Related rates

[Goldenboko]

Mid-term coming up, and I seem to be really rusty on my conic related rates.

Found a good example online, "A conical water tank with vertex down has a radius of 8 feet at the top and is 16 feet high. If water flows into the tank at a rate of 12ft^3 per minute, how fast is the depth of the water increasing when the water is 10 feet deep."

I'm sure I can remember how to do this, but seeing one out would help for my midterm as I won't be getting help from my teacher.

[Endless]

Ooo, I'm a bit rusty at that, so let's see.

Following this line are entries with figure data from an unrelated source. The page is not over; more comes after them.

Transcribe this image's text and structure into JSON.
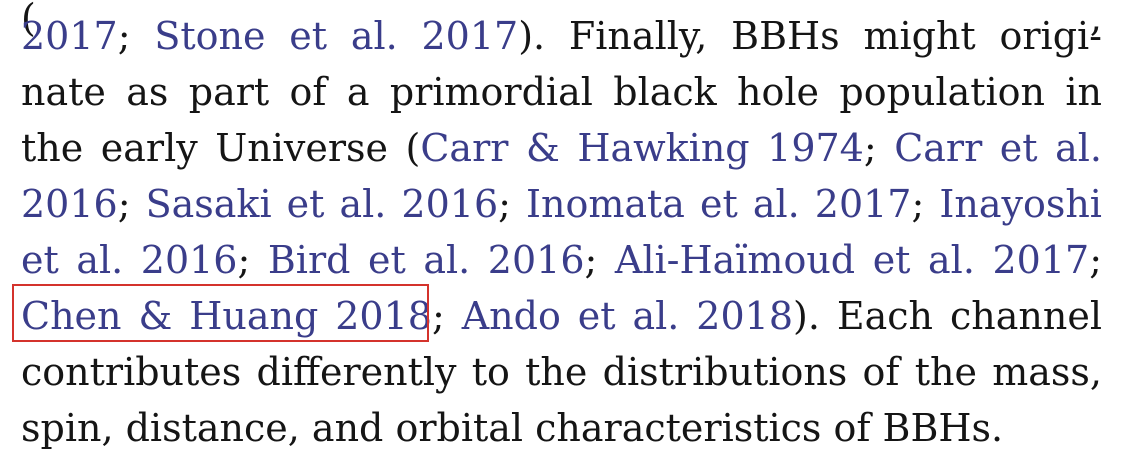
{
  "text": {
    "line0": "(                                                        ,",
    "line1": {
      "c1": "2017",
      "t1": "; ",
      "c2": "Stone et al. 2017",
      "t2": ").  Finally, BBHs might origi-"
    },
    "line2": {
      "t1": "nate as part of a primordial black hole population in"
    },
    "line3": {
      "t1": "the early Universe (",
      "c1": "Carr & Hawking 1974",
      "t2": "; ",
      "c2": "Carr et al."
    },
    "line4": {
      "c1": "2016",
      "t1": "; ",
      "c2": "Sasaki et al. 2016",
      "t2": "; ",
      "c3": "Inomata et al. 2017",
      "t3": "; ",
      "c4": "Inayoshi"
    },
    "line5": {
      "c1": "et al. 2016",
      "t1": "; ",
      "c2": "Bird et al. 2016",
      "t2": "; ",
      "c3": "Ali-Haïmoud et al. 2017",
      "t3": ";"
    },
    "line6": {
      "c1": "Chen & Huang 2018",
      "t1": "; ",
      "c2": "Ando et al. 2018",
      "t2": ").  Each channel"
    },
    "line7": {
      "t1": "contributes differently to the distributions of the mass,"
    },
    "line8": {
      "t1": "spin, distance, and orbital characteristics of BBHs."
    }
  },
  "colors": {
    "body_text": "#151515",
    "citation_link": "#3a3d8a",
    "highlight_box": "#d4332c"
  }
}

Volume of a cone: 1/3 pi*r^2*h

Your cone fills up at a speed of 12ft^3/min, so in one minute, the height goes from h to H as follows:

1/3*pi*R^2*H-1/3*pi*r^2*h = 12
We know that at max height, r_max = 8 and h_max = 16, and since the radius is proportional to the height (it's a cone), we have r = h/2

Therefore 1/3*pi*(H/2)^2*H-1/3*pi*(h/2)^2*h = 12
H^3 = (12*3*4/pi)+h^3
H = (144/pi + h^3)^(1/3)

With h=10, your new height after one minute is H ~ 10.150512 ft, so the speed in ft/min is the difference in height:
S = H-h ~ 0.150512ft/min

If you want to generalize for any given height h, what is the speed in ft/min:

S = H-h = (144/pi + h^3)^(1/3)-h

Generalized more for any cone of radius alpha*h:

S = {[(36/pi)+((alpha)^2*(h^3))]/(alpha^2)}^(1/3) - h

And furthermore, with a speed v in ft^3/min:

S = {[(3*v/pi)+((alpha)^2*(h^3))]/(alpha^2)}^(1/3) - h

[Goldenboko]

Thanks! It was putting this part

We know that at max height, r_max = 8 and h_max = 16, and since the radius is proportional to the height (it's a cone), we have r = h/2

Together that impeded me from finishing the problem. Took the Exam 2 hours after reading, sadly after all that, there was no conic question!